This week, we’re looking at how we can use prototyping and usability testing to bring our ideas to life and assess their validity with users.
Prototyping allows us to quickly build on ideas generated in the ideation stage and observe how customers interact with them. Using a range of tools and techniques, we can test for usability issues early and avoid spending time developing concepts that don’t meet the expectations of our users.
This is step 3 in a 5-piece product design series.
At the end of the ideation stage, you should have an idea or two that you’ve decided to develop further. To ensure you stay focussed, it’s important to define the goals of your usability test:
All of these questions will help you to define the goals of your test and work out the best approach.
Defining these goals will also help you to choose an appropriate tool to create your prototype. For high-level user journeys, you may find a paper prototype is sufficient, but for a more complex interaction, a higher-fidelity prototyping tool may be more suitable.
Paper prototyping is a quick, creative, cost-effective technique, perfect for assessing high-level user journeys. For this, you’ll need a pen, paper (or device templates) and an assistant to manipulate the prototype as the user interacts with it.
The (free) POP app allows you to link the screens of your paper prototype with hotspots and test them on a mobile device. Simply add photos of each screen and link the screens together to create a more native, clickable experience.
The Invision tool, along with many other great features, allows you to create high-fidelity interactive prototypes that can be tested from the web app, mobile device or via a remote testing service powered by Lookback. You can even define gestures and transitions for a more realistic experience. Dropbox Sync also allows you to sync your design files directly to a prototype for quick, easy updates from your Mac.
Principle provides the ability to define more complex gestures, interactions and transitions, allowing you to create a near-native experience with minimum effort. There are a number of online tutorials that can help get you started.
Observing the way your customers interact with your product provides you with invaluable insight into user behaviour. It allows you to prove or disprove hypothesis, validate your ideas and unearth usability issues early on.
Depending on the tool used to create your prototype, there are a variety of approaches you can take to conduct usability testing. In-house sessions allow face-to-face contact with users, provide invaluable insight and encourage empathy within the team.
There are also some great remote usability testing services such as WhatUsersDo and UserTesting.com that allow your screened participants to follow a test script while recording their experience for you to watch back later.
Recruiting the right users is key to achieving realistic results from your tests. The ideal participants are customers who are currently engaged with your product on the platform you are testing on. If you are unable to do this, recruiting users of a similar demographic would be the next-best thing. You can advertise for participants on local classifieds or use a research agency to arrange your sessions.
If you use a remote usability testing service you will also be able to screen participants based on demographic, location and device/operating system usage.
Preparing a test script not only forms the basis for your session but also encourages focus on the goals. It’s important to state goals, hypothesis, session structure and approach methods as well as specific questions and guidelines for the moderator who is leading the session. It’s always worth running a pilot test so any script or technology issues will be highlighted prior to your participant's arrival.
For remote testing sessions, don’t forget to break out the participant questions into a separate document.
During the testing session, you will need two people: a moderator and a recorder. The moderator is responsible for keeping the session on-track and guiding the participant through the tasks and the recorder is responsible for recording notes, quotes and any usability observations.
If you have observers outside the testing room they can write key points onto sticky notes and add them to boards assigned to each test goal, ready for the conclusion session.

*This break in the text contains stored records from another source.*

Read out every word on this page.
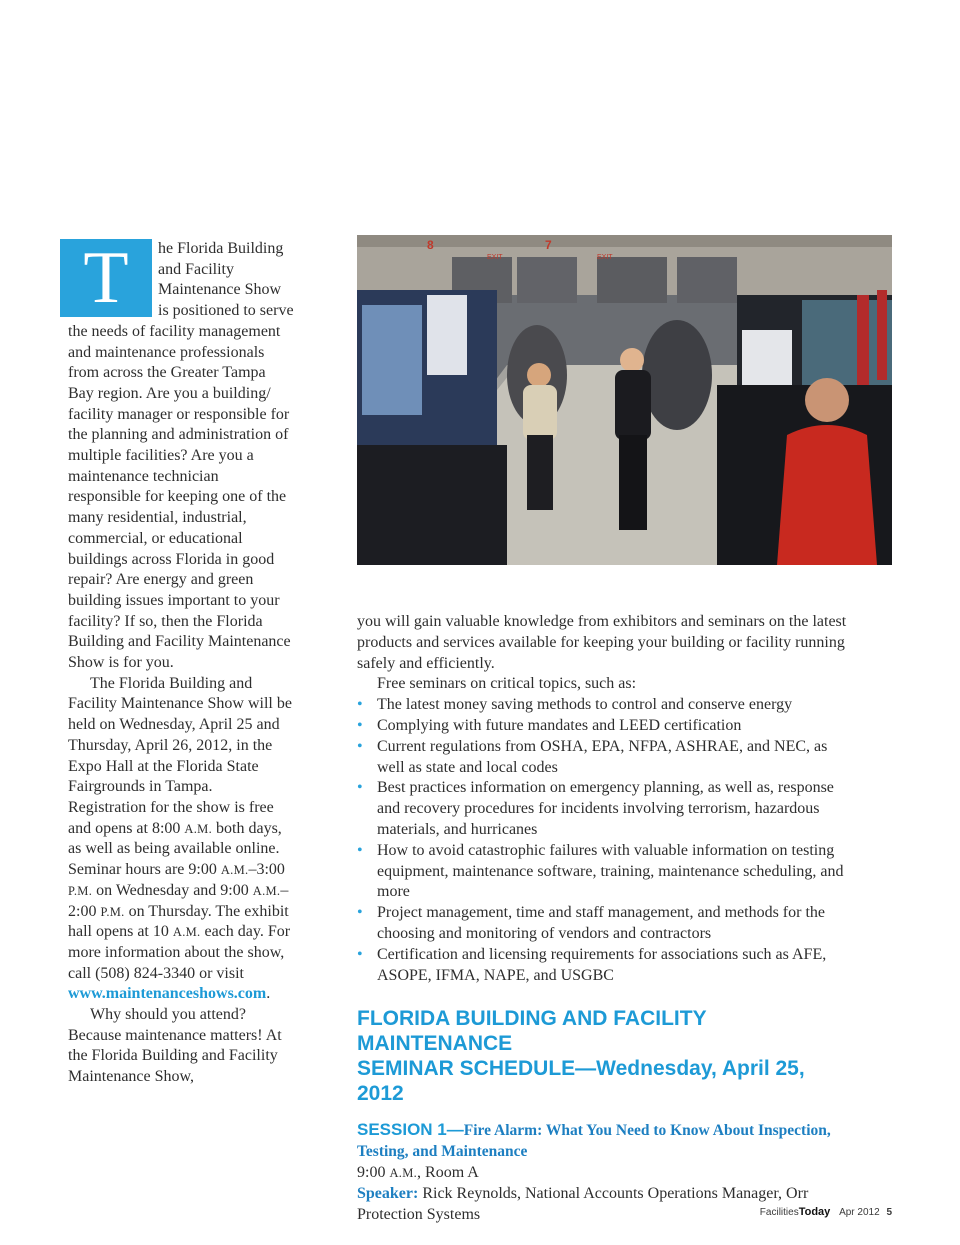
T	he Florida Building and Facility Maintenance Show is positioned to serve the needs of facility management and maintenance professionals from across the Greater Tampa Bay region. Are you a building/ facility manager or responsible for the planning and administration of multiple facilities? Are you a maintenance technician responsible for keeping one of the many residential, industrial, commercial, or educational buildings across Florida in good repair? Are energy and green building issues important to your facility? If so, then the Florida Building and Facility Maintenance Show is for you.

The Florida Building and Facility Maintenance Show will be held on Wednesday, April 25 and Thursday, April 26, 2012, in the Expo Hall at the Florida State Fairgrounds in Tampa. Registration for the show is free and opens at 8:00 A.M. both days, as well as being available online. Seminar hours are 9:00 A.M.–3:00 P.M. on Wednesday and 9:00 A.M.–2:00 P.M. on Thursday. The exhibit hall opens at 10 A.M. each day. For more information about the show, call (508) 824-3340 or visit www.maintenanceshows.com.

Why should you attend? Because maintenance matters! At the Florida Building and Facility Maintenance Show,

8	7
EXIT	EXIT

you will gain valuable knowledge from exhibitors and seminars on the latest products and services available for keeping your building or facility running safely and efficiently.

Free seminars on critical topics, such as:

• The latest money saving methods to control and conserve energy
• Complying with future mandates and LEED certification
• Current regulations from OSHA, EPA, NFPA, ASHRAE, and NEC, as well as state and local codes
• Best practices information on emergency planning, as well as, response and recovery procedures for incidents involving terrorism, hazardous materials, and hurricanes
• How to avoid catastrophic failures with valuable information on testing equipment, maintenance software, training, maintenance scheduling, and more
• Project management, time and staff management, and methods for the choosing and monitoring of vendors and contractors
• Certification and licensing requirements for associations such as AFE, ASOPE, IFMA, NAPE, and USGBC

FLORIDA BUILDING AND FACILITY MAINTENANCE
SEMINAR SCHEDULE—Wednesday, April 25, 2012

SESSION 1—Fire Alarm: What You Need to Know About Inspection, Testing, and Maintenance

9:00 A.M., Room A

Speaker: Rick Reynolds, National Accounts Operations Manager, Orr Protection Systems	FacilitiesToday Apr 2012 5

It’s worth getting as many of the team along to observe as possible as seeing a user interact with your prototype firsthand can be a great learning experience for everyone involved.
By the end of the session, you will have gathered a number of useful insights on the usability and perceptions of your product. It’s important at this point to organise insights into each of the test goals and separate any additional insights for consideration. You'll notice some recurring issues, which can be grouped and summarised. Grading usability issues with a severity rating will help you to prioritise changes. You can also document additional insights to prioritise for future development.
Once your testing has finished it's important to document your findings for future use and share them with the rest of the team. A unified understanding of the insights will help to generate empathy for the customer and create a team focus.